Track: Big Data

Theme: CODE

Room: Moebius - Grand Auditorium

On: Oct 4, 2013, from 14:00 to 18:00

Track leader(s): Ori Pekelman (Founder, Constellation Matrix) / Florian Douetteau (CEO, Dataiku) / Vincent Heuschling (Founder, Affini-Tech)

Big ideas on Big Data.. data technologies are changing fast and changing the technology landscape in a big way. This track aims to give at the same time a broad overview on the current state of the art with big data infrastructures, analytics, search, machine learning and real time... and open future perspectives... how do you handle big data over a decade, what is the social and ethical impact it will have? If you have a big data strategy these talks may give you a new perspective, if you don't.. you might very well learn where you are supposed to start.

The is accompanied by two sister tracks to give you the lowdown on everything with dedicated sessions on using NewSQL technologies to tackle huge volumes of data (with MariaDB, SkySQL and Postgres) and hands on workshops on Hadoop orchestration and search technologies.

Talks


14:00 - Big Data Track presentation

Duration: 10 minutes

Speakers: Ori Pekelman (Founder, Constellation Matrix) / Florian Douetteau (CEO, Dataiku) / Vincent Heuschling (Founder, Affini-Tech)

Big ideas on Big Data.. data technologies are changing fast and changing the technology landscape in a big way. This track aims to give at the same time a broad overview on the current state of the art with big data infrastructures, analytics, search, machine learning and real time... and open future perspectives... how do you handle big data over a decade, what is the social and ethical impact it will have? If you have a big data strategy these talks may give you a new perspective, if you don't.. you might very well learn where you are supposed to start.

The is accompanied by two sister tracks to give you the lowdown on everything with dedicated sessions on using NewSQL technologies to tackle huge volumes of data (with MariaDB, SkySQL and Postgres) and hands on workshops on Hadoop orchestration and search technologies.


14:10 - Bigdata is transforming the business intelligence landscape.

Duration: 15 minutes

Speakers: Vincent Heuschling (Founder, Affini-Tech)

It's not only a question a question of volumes. The opportunity is not only on cost efficiency, but on the way you process your data.
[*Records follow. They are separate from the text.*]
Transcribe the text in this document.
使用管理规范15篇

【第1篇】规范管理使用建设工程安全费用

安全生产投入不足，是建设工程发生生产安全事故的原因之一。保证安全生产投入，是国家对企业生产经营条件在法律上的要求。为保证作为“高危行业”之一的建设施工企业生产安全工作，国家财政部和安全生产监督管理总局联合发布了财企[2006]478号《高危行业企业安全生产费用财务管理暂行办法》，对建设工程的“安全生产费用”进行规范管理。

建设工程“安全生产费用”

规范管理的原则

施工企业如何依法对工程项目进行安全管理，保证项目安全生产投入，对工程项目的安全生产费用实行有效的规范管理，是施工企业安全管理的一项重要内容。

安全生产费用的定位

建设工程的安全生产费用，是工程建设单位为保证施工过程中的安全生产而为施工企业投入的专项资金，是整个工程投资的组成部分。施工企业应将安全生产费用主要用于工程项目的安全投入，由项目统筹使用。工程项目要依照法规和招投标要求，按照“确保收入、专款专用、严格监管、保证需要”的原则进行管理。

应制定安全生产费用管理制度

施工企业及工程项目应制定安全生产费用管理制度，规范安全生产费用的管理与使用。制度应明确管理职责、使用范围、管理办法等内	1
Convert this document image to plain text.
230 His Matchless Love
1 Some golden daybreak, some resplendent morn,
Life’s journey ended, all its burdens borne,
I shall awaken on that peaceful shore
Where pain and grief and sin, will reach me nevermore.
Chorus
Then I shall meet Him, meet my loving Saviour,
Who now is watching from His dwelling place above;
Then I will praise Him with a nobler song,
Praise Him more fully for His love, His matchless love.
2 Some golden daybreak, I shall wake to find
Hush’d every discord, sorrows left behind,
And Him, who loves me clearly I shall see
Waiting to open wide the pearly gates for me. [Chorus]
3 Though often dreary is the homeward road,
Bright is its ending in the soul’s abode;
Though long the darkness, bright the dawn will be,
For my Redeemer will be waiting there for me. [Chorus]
You'll be able to think about your data globaly. You've got the opportunity to mix every dataset from your organisation with external data and increase value. Everything that have made the succes of large dotcom could be integrated to your business. This is possible even if you're on a traditionnal business. Imagine that your data would be active using Machine Learning. You can create new value using technologies and advanced algorithms like correlations, predictors, and recommender system. In this talk we will cover all these facets of Bigdata.


14:25 - Data Science : Rebuild or not

Duration: 15 minutes

Speakers: Florian Douetteau (CEO, Dataiku)

Data scientists are supermen that do and redo again the same jobs. Data cleansing, connecting backend with frontend, orchestrating jobs, .... Is there an end to that?


14:40 - Hadoop and the Cloud : what works, what doesn't

Duration: 15 minutes

Speakers: Pierre Couzy (Senior program manager, Criteo)

More and more workloads are beoing pushed to the cloud every month. Hadoop seems the best example of a cloud application, but there's more than meets the eye. This session will focus on the main différences between on-premise and cloud hadoop setups, notably to see what are the impacts of storage and elasticity.


14:55 - Big Data Forever

Duration: 15 minutes

Speakers: Jonathan Winandy (BI platform Engineer, Viadeo)

In this talk Jonathan will expose the concept of intention preserving append only data structures and their impact on large scale data repositories.


15:10 - Introduction To Mahout

Duration: 45 minutes

Speakers: Ted Dunning (Chief Application Architect, Mapr)

In this talk Ted Dunning will present Apache Mahout, an Apache project to produce free implementations of distributed or otherwise scalable machine learning algorithms focused primarily in the areas of collaborative filtering, clustering and classification, often leveraging, but not limited to, the Hadoop platform.


15:55 - Our Big Analytics Stack

Duration: 15 minutes

Speakers: Charly Clairmont (Technical Director, Altic)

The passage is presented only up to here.